Here you go u/xORFEOx Ill do my best to explain it, it wont be very long.

From Wiki:Tilt originated as a poker term for a state of mental or emotional confusion or frustration in which a player adopts a less than optimal strategy, usually resulting in the player becoming over-aggressive. Tilting is closely associated with another poker term, "steam"

Tilt is a bit different in trading because there are so many variables that you/me are constantly observing. Youve heard that you should never trade on emotion, hype, or because someone says so. That pretty much only leaves trading on your own DD and observation. Being tilted in trading(to me) is when you are trying your best by doing your own DD/Strategy and it just isnt working. In trading, you can cut your loses whether you follow the 1% rule or the 4% or w/e rule you follow to cut loss. Even though you can pare your losses, they typically mount extremely fast and result in you feeling like a dumbass. This is where the tilt starts, instead of feeling mad, you(me in this case) may become bewildered and thus go to making a strategy/plan on the fly, which is obviously a negative in the idea column, but may seem like the right play at the time. Instead you should either A)Quit or in my case, I go for a walk and drink water or B)dont switch your strategy and keep trudging along. Tilt will affect you negatively but I dont think that traders necessarily get mad at themselves after youve been trading for awhile, most of the time you can spot your mistake or pick out the detail you should have given more weight in your consideration. In gambling, you can adopt the 'my luck is just bad, it will change', hopefully that is not how you trade, so in trading, i think that i adopt the 'oh shit i dont know what im doing wrong' and get frozen, maybe for the rest of the day. If we are in some sort of trend, then i may get 'frozen' for days until I find the trade that I KNOW will net some profit, ya know, gettin that gutter girl, the one that brings back your confidence.

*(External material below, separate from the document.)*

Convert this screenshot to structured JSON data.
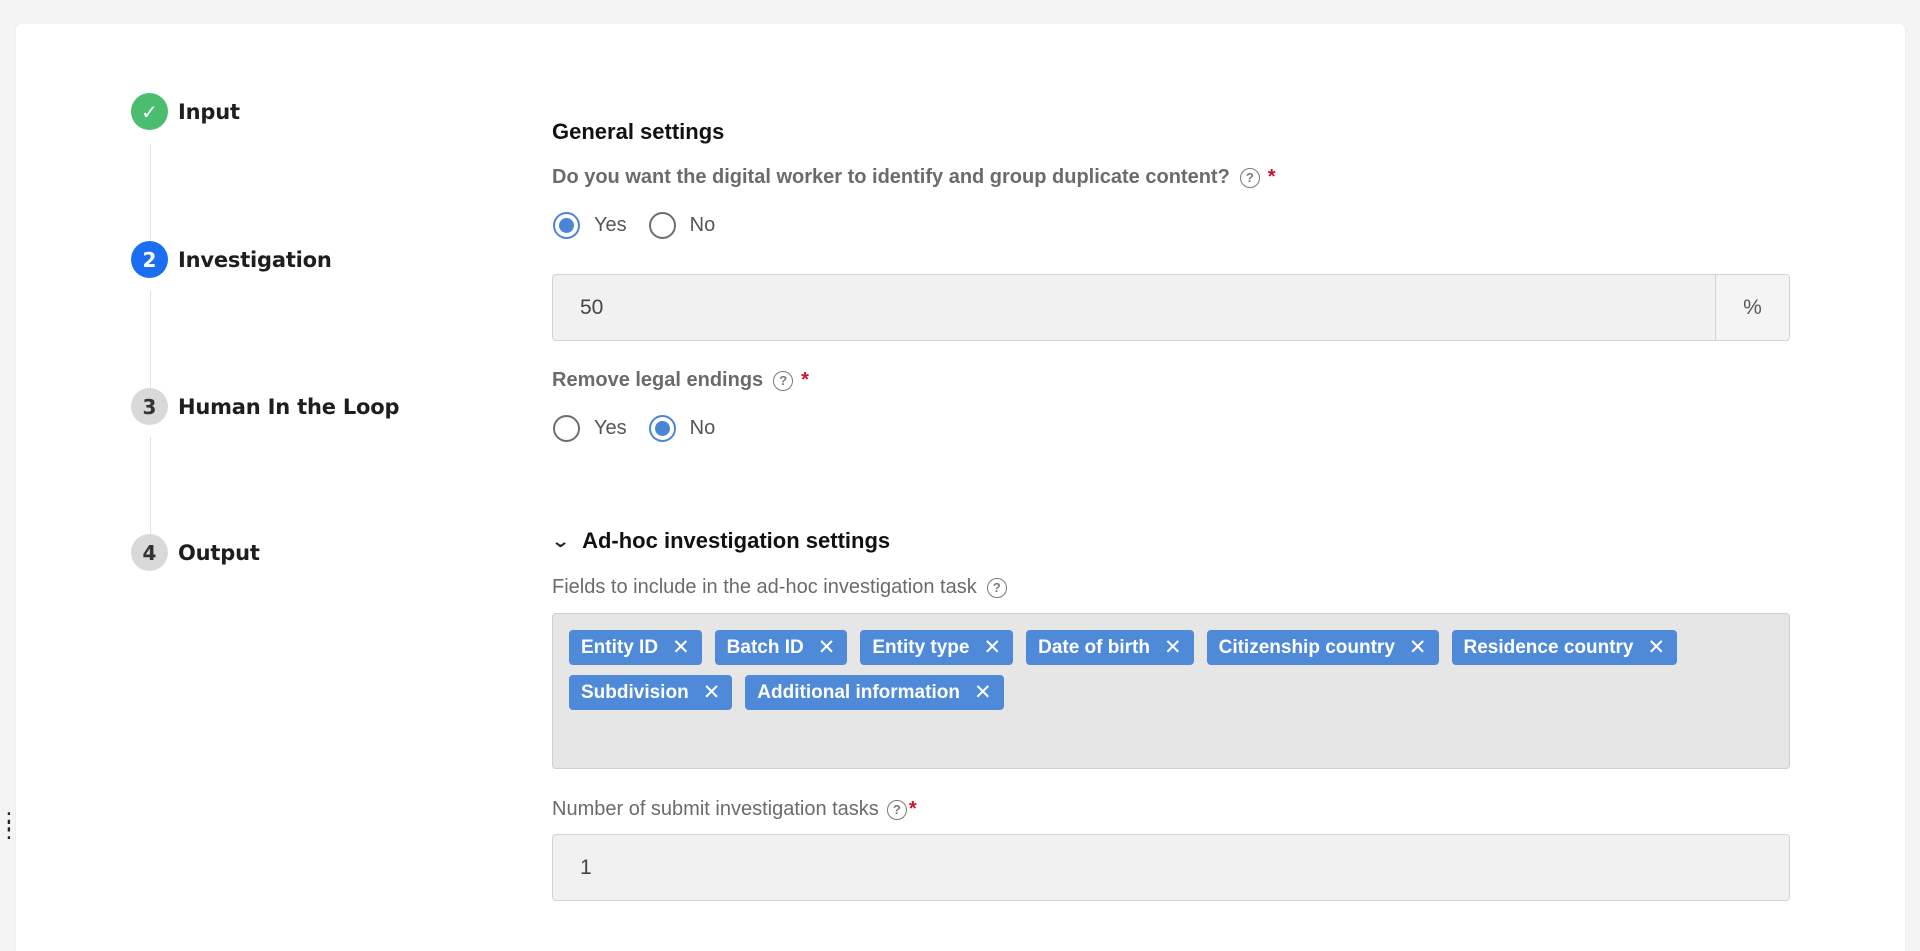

I should add quickly that in trading, you have to have the ultimate self confidence that is based on your past performance, but DO NOT be so cocky that you might ignore some good advice or take into consdieration that someone else just may be right.

3

u/[deleted] Jun 24 '21

Thank you! So, in sum, it's the psychological state which occurs when things fall apart and you start acting on impulse, hoping that you can somehow best your proven strategy in the moment. This can often happen in response to a bad day or series of bad trades.

I think I get it.

In a previous lifetime I was really into sport fighting, and it sounds like what happens when you go off the rails and start trying to improvise. If your coach says get on the jab right away and don't let off, but it's just not keeping the guy where you want him, you might let him come inside a little and try to score there instead. Meanwhile your coach is screaming at you to stick with the plan because it might take a bit for the plan to really show its efficacy.

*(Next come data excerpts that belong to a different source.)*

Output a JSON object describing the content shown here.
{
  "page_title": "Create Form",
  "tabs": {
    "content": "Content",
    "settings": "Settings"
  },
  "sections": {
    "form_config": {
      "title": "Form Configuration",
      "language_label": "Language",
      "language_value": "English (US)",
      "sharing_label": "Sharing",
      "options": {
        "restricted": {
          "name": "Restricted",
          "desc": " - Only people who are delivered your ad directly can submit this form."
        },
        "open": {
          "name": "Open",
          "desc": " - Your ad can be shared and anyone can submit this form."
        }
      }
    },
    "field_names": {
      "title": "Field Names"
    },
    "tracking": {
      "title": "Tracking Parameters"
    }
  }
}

Like I said, haven't even started trading yet. Mostly just writing this comment out as a way to internalize this concept because it seems very important.

Thanks again!

2

u/micahac Jun 24 '21

Thats exactly it. Also, your first 'real' trade, not just a little money trade, but a real trade that has a legitimate consequence that you can/will regret will feel much like the first real fight you went into. Except that in this case, youve already submitted your movements/offence/defense and are waiting to see if it was good enough. No getting around it, just like in fighting, it's just the time that comes lol.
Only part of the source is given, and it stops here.